You didn't just drain the water heater did you? If so, and you did not open the faucets with strainers removed when it filled back up, they can clog with trash/sediment that settles in the bottom of the heater.


----------



## bob_cntrctr (Jan 30, 2008)

Thanks guys - 

it won't be the strainers 'cause on the sink the hot water flows. But I was hoping someone would say they had at least once in their life seen scale/crap clog up the line/valves. I'll start there.


----------



## MALCO.New.York (Feb 27, 2008)

I would bet that somehow, I know not the reasoning in this situation, that a vapor-lock has worked itself into this array.............

The ONLY reasoning for a "Spontaneous" blockage on a supply line that I can think of.


----------



## threaderman (Nov 15, 2007)

You will have to work your way backwards through the system starting at the fixture,process of elimination,and you will find what ails you.No miracle cure here.


----------



## RayGoerdt (Nov 13, 2008)

Has there been any recent plumbing work from the house main to the bath in question in either apt? The newer shower valves are not too difficult to plug up with line debris, and the sink may be the same. But as stated earlier backtrack the lines and you will find the problem.

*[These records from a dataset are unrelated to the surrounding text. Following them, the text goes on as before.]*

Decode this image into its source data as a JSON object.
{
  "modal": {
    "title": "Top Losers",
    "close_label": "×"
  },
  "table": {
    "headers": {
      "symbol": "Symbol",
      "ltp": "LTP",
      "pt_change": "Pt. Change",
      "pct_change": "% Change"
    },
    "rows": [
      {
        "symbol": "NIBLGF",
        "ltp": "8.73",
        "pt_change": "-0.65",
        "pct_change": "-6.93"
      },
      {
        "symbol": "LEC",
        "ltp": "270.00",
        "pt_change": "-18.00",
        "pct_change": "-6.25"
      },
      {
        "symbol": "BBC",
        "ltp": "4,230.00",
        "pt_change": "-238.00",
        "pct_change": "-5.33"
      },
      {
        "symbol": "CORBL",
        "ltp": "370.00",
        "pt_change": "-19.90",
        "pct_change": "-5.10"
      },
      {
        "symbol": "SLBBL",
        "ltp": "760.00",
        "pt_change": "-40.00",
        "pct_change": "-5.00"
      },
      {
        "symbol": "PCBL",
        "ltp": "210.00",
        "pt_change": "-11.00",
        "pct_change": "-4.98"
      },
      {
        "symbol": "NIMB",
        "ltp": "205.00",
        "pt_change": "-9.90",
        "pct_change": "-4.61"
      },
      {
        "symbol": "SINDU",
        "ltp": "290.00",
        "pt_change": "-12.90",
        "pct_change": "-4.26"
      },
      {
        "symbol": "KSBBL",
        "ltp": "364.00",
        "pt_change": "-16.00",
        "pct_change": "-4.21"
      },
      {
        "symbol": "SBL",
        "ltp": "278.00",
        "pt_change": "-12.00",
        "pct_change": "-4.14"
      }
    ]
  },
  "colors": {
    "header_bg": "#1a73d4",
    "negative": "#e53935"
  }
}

Let us know what you find out please.


----------



## boman47k (Oct 13, 2006)

bob_cntrctr said:


> Thanks guys -
> 
> it won't be the strainers 'cause on the sink the hot water flows. But I was hoping someone would say they had at least once in their life seen scale/crap clog up the line/valves. I'll start there.

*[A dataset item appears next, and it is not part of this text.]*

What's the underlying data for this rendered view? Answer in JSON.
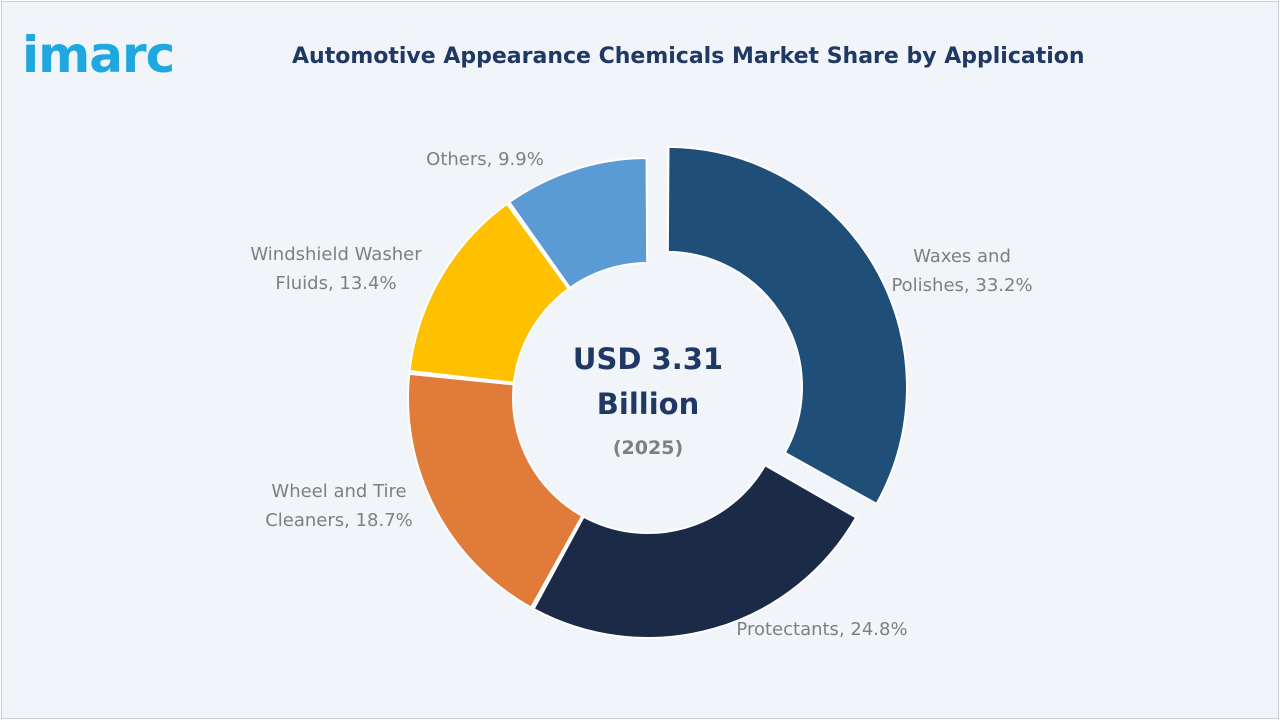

I have seen something similiar, but only with old galvinized pipe.


----------



## bob_cntrctr (Jan 30, 2008)

Well, the mystery continues. 

The next day the temperature went back abve 32 and coincidentally both hot and cold started flowing at the same time. The bath faucets were left open with the plug in during the day while I was there roofing, and suddenly both hot and cold started flowing around noon. There was a little copper oxide in the water on the bottom of the tub, but not enough to explain a blockage.

So, temperature rises, water flows, you think obviously frozen pipes. But (a) what the odds that both hot and cold would un-freeze at exactly the same moment? (It wasn't he main supply line 'cause there was cold water to the toilet the whole time.), and (b) like I said, this plumbing has seen O-degrees F and colder for five years and never frozen before - no reason to imagine why it would now at just 25F.

Lord, I'm gonig to have to open the wall - darn.


----------



## RayGoerdt (Nov 13, 2008)

Thanks for the update, that is strange how they both came on at the same time, I would be interested to know what you find in the walls.


----------



## Ron The Plumber (Oct 10, 2006)

bob_cntrctr said:


> So, temperature rises, water flows, you think obviously frozen pipes. But (a) what the odds that both hot and cold would un-freeze at exactly the same moment? (It wasn't he main supply line 'cause there was cold water to the toilet the whole time.), and (b) like I said, this plumbing has seen O-degrees F and colder for five years and never frozen before - no reason to imagine why it would now at just 25F.
> 
> Lord, I'm gonig to have to open the wall - darn.


Odds are good.


----------



## bob_cntrctr (Jan 30, 2008)

UPDATE - So, I pulled the toilet and the sink and cut a ~18" high swath of drywall from the floor up, from the bathtub to the opposite wall. To my amazement, there isn't single supply pipe. Instead, the pipes are under the floor in the crawlspace, with branches rising up to the fixtures. No problem, except this is a ~8" crawlspace, dirt floor, and near the bathtub the dirt rises until the pipes are in fact lying on the ground. It would be consistent with what happened that this would be the area that froze, and it makes sense that if they were going to freeze, the part lying on the cold ground would go first.

Still doesn't make sense why it would happen this year at 25F after surviving 5 years no problem - but maybe something that's been doen there has re-routed cold air into this cavity.

So, I dug out a few inches of dirt from under the pipes, put down vapour barrier on the ground, then I stuffed a bunch of insulation in, under the pipes, extending out either side as far as I could reach into the cavity. Then I left some insulation off the inside of the wall I opened, and closed it back up, basically forming an insulated shell that's open to the inside of the wall but insulated from the ground.

Now we'll see what happens the next time it turns cold.


----------



## bob_cntrctr (Jan 30, 2008)

UPDATE 2 - been several days now at 20F, and no problems. Everyone keep those fingers crossed.


----------